Have you ever messed up? Set a goal and stepped off course?
This is not the first time. This might be the first time I learned to respond differently.
Because there are a couple of reactions we tend to have when we mess up. On any number of fronts. When we say we’re going to work fewer hours but we end up working more. When we say we’re going to only eat healthy foods but we end up eating dessert. When we say we won’t raise our voices to our kids but we yell when one levels a punch at the other. When we say we’re going to step away from cocktail hour but instead we indulge. When we say we’ll take on less commitments but we say yes to another one. When we say we’re going to wake up early to run but that snooze button was too tempting. When we say we’re going to study all night but we slip away to the better alternatives on the computer.
I have previously spent days or weeks beating myself up for the mistake. For the failure. If you have any perfectionist in you, then backsliding on a goal can often feel unforgivable. Beating yourself up does not get you back on track. It distracts you from the good goal you have set out.
In the alternative, I have allowed the mistake to set a new course. Well, I messed up once, what’s one more mistake? And then the journey becomes about the indulgence and lack of responsibility and you just move farther and farther off course.
Well, I messed up this past weekend. And the next day, I was feeling pretty bad about it. Until I reminded myself what God offers me and I talked to some wise friends.
God offers mercy. Mercy is defined as compassionate treatment, especially of those under one’s power; clemency; or a disposition to be kind and forgiving. I’ve talked a fair amount about grace, which most simply refers to the unmerited assistance of God’s love. But when you mess up, I have found that knowing about His mercy can help me walk past the sense of shame or guilt.
This resonated so much with me as we sang an old hymn at my church yesterday by Calvin Hampton. I normally go in for more contemporary music. But this, well this knocked me off my feet. I know I dance around the core message of my faith sometimes because I have every shape, size and background of reader here. I love that so much. I love that we can talk fashion and leadership and multiples and careers. But this is the message that keeps me going every morning, and it lets me stand up even when I fall down. This keeps me both from beating myself up and also reminds me to step back on track – There’s a Wideness in God’s Mercy:
There’s a wideness in God’s mercy, like the wideness of the sea;
There’s a kindness in His justice, which is more than liberty.

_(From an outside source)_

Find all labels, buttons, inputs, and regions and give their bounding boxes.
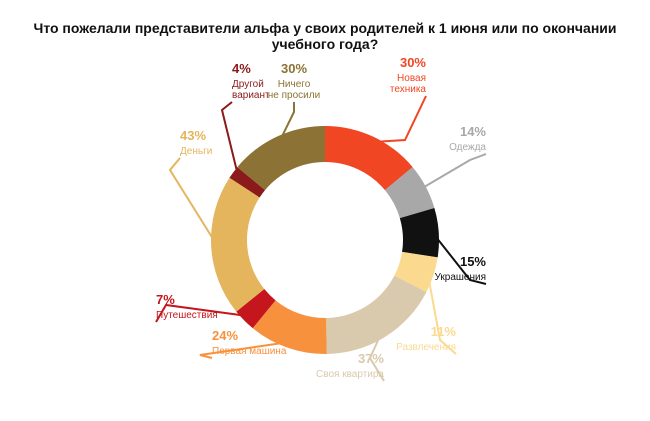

There is no place where earth’s sorrows are more felt than up in Heaven;
There is no place where earth’s failings have such kindly judgment given.
There is welcome for the sinner, and more graces for the good;
There is mercy with the Savior; there is healing in His blood….
For the love of God is broader than the measure of our mind;
And the heart of the Eternal is most wonderfully kind….
It is God: His love looks mighty, but is mightier than it seems;
’Tis our Father: and His fondness goes far out beyond our dreams.
But we make His love too narrow by false limits of our own;
And we magnify His strictness with a zeal He will not own.
We make His love too narrow. His love is boundless. He forgives. Let’s accept that kindness, treat ourselves with that forgiveness, shake off whatever goal we stepped away from this weekend, and step back on track. The goal is still ahead, sister, press on.